Description.—"Cylindrical, 40 to 60 Cm. (16 to 24 inches) long, nearly 25 Mm. (1 inch) in diameter, blackish-brown, somewhat veined, the sutures smooth, forming two longitudinal bands; indehiscent, internally divided transversely into numerous cells, each containing a reddish-brown, glossy, flattish-ovate seed imbedded in a blackish-brown sweet pulp; odor resembling that of prunes"—(U.S. P.).

Chemical Composition.—-The pulp has a feeble, nauseous odor, a mucilagino-saccharine taste, and contains, according to Henry, sugar, gum, impure tannic acid, coloring matter, a gluten-like matter, and moisture. It keeps longest when preserved in the pod. It is largely soluble in water, and its active parts are taken up by alcohol.

Action, Medical Uses, and Dosage.—-One or two drachms act as a mild and effectual laxative; 1 or 2 ounces are cathartic, but excites nausea, flatulence, gripings, etc. (Ed.). It tints the urine brown or green. It is generally employed only in the electuary of senna.

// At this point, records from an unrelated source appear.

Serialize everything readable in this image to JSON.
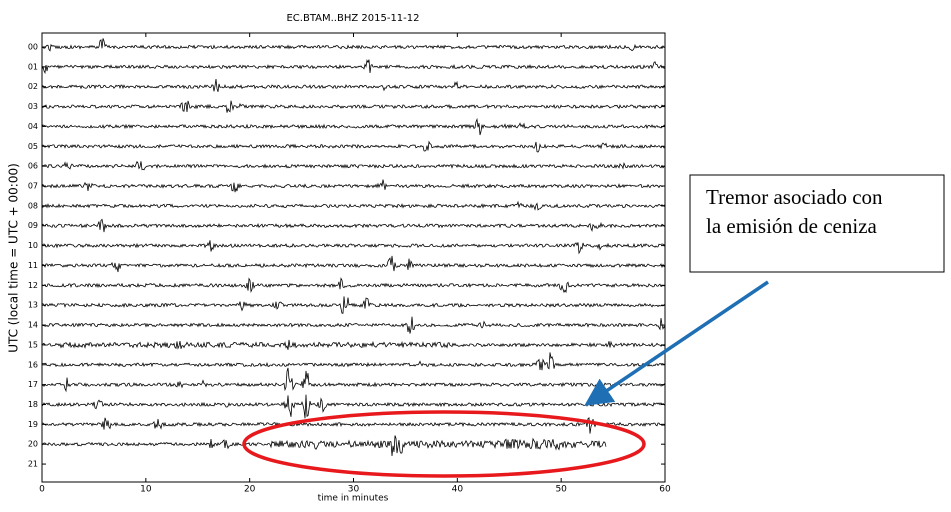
{
  "chart_data": {
    "type": "helicorder",
    "title": "EC.BTAM..BHZ 2015-11-12",
    "xlabel": "time in minutes",
    "ylabel": "UTC (local time = UTC + 00:00)",
    "categories": [
      "00",
      "01",
      "02",
      "03",
      "04",
      "05",
      "06",
      "07",
      "08",
      "09",
      "10",
      "11",
      "12",
      "13",
      "14",
      "15",
      "16",
      "17",
      "18",
      "19",
      "20",
      "21"
    ],
    "xlim": [
      0,
      60
    ],
    "xticks": [
      0,
      10,
      20,
      30,
      40,
      50,
      60
    ],
    "annotation": [
      "Tremor asociado con",
      "la emisión de ceniza"
    ]
  }
}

Related Species.Cassia moschata, Kunth (Cathartocarpus moschatus, Don). Central and northern South America. Yields a purging cassia, resembling the official, though not quite so uniformly straight, and is from a foot to nearly 20 inches long, and of a light color. Its pulp is sweet, subastringent, and of a reddish-brown color. A sandal-wood fragrance is emitted when the crushed legumes are heated in a water-bath (Pharmacographia).

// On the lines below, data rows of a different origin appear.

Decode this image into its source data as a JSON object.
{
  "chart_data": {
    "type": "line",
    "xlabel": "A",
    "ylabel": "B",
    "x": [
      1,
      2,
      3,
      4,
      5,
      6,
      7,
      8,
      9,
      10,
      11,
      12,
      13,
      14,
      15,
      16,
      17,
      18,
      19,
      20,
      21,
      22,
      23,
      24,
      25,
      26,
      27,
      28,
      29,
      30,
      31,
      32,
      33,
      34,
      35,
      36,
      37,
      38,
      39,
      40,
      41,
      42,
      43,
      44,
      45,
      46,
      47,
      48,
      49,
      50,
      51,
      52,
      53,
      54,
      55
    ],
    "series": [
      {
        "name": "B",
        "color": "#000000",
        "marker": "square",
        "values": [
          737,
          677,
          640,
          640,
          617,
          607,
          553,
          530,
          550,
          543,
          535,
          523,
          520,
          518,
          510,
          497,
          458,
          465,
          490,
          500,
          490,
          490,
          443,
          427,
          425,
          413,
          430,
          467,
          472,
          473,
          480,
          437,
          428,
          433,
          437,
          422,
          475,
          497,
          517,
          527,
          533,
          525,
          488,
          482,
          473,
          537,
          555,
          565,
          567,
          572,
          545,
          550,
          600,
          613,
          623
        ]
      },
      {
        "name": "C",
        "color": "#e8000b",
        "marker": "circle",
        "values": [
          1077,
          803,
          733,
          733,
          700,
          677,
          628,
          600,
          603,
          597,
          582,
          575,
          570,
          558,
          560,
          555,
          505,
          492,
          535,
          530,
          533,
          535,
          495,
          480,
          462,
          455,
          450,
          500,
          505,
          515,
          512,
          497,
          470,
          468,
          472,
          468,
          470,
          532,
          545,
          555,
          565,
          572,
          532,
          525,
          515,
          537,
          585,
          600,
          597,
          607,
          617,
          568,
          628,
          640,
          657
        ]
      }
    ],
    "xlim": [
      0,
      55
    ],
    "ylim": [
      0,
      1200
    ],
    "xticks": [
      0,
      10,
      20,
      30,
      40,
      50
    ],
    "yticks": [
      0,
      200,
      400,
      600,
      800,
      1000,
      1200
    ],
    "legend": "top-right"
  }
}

Cassia bacillaris, Linné filius (Cathartocarpus bacillus, Persoon).—Yields a drug essentially corresponding with the preceding.

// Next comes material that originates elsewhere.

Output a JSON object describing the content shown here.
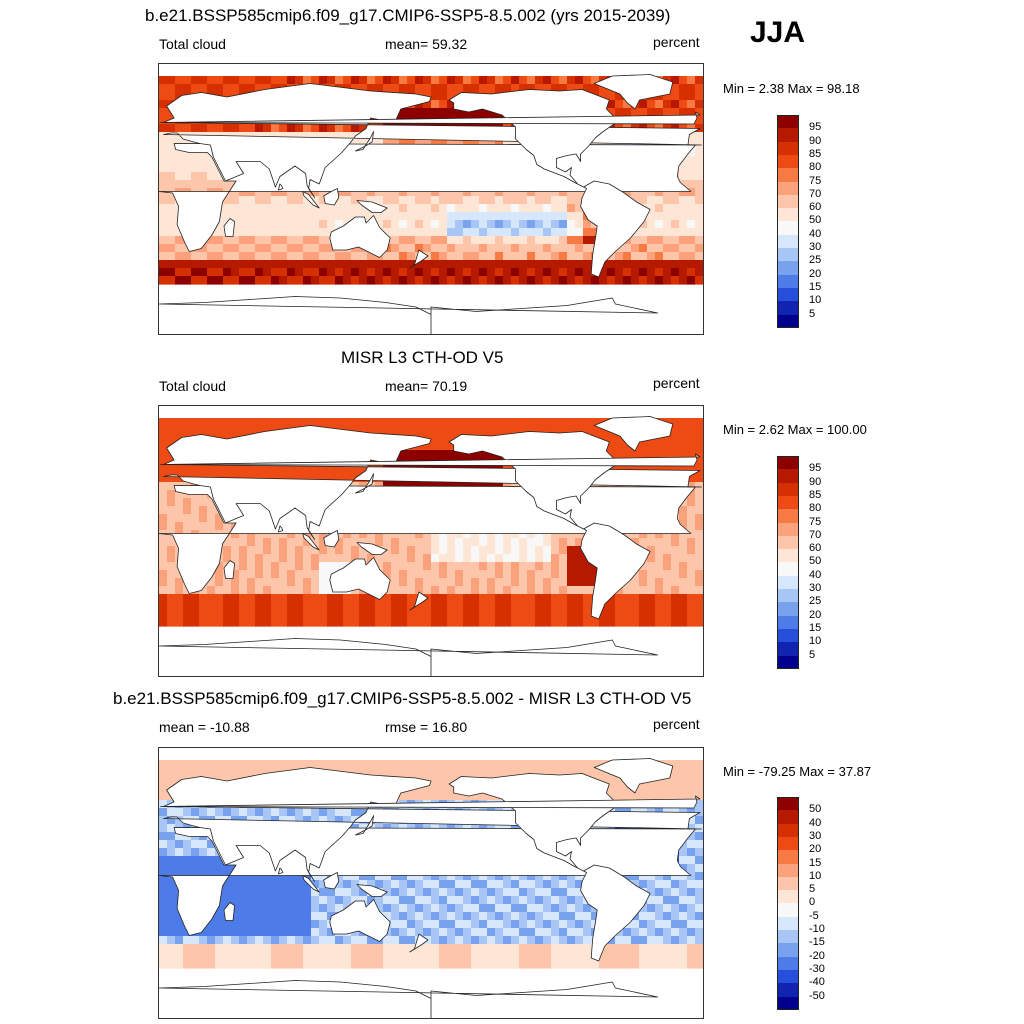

Cassia brasiliana, Lamarck (Cassia grandis, Linné filius; Cathartocarpus brasiliana, Persoon; Cassia mollis, Vahl), Horse cassia. Brazil and Central America. Larger than purging cassia legumes; sutures prominent, and pulp astringent, bitter, and purgative. They are compressed, may be curved, and have dividing veins running transversely.

Ceratonia siliqua, Linné.—Mediterranean countries. An evergreen tree bearing purple, apetalous flowers, and producing a fruit known as St. John's bread, somewhat resembling purging cassia. Employed in Europe in connection with demulcents and pulmonary mixtures. Besides sugar and glucose, mucilage, tannic acid, and proteids, the fruit contains free isobutyric acid ([CH3]2CH.COOH). A more recent analysis of Ceratonia siliqua is recorded in the Amer. Jour. Pharm., 1893, p. 131.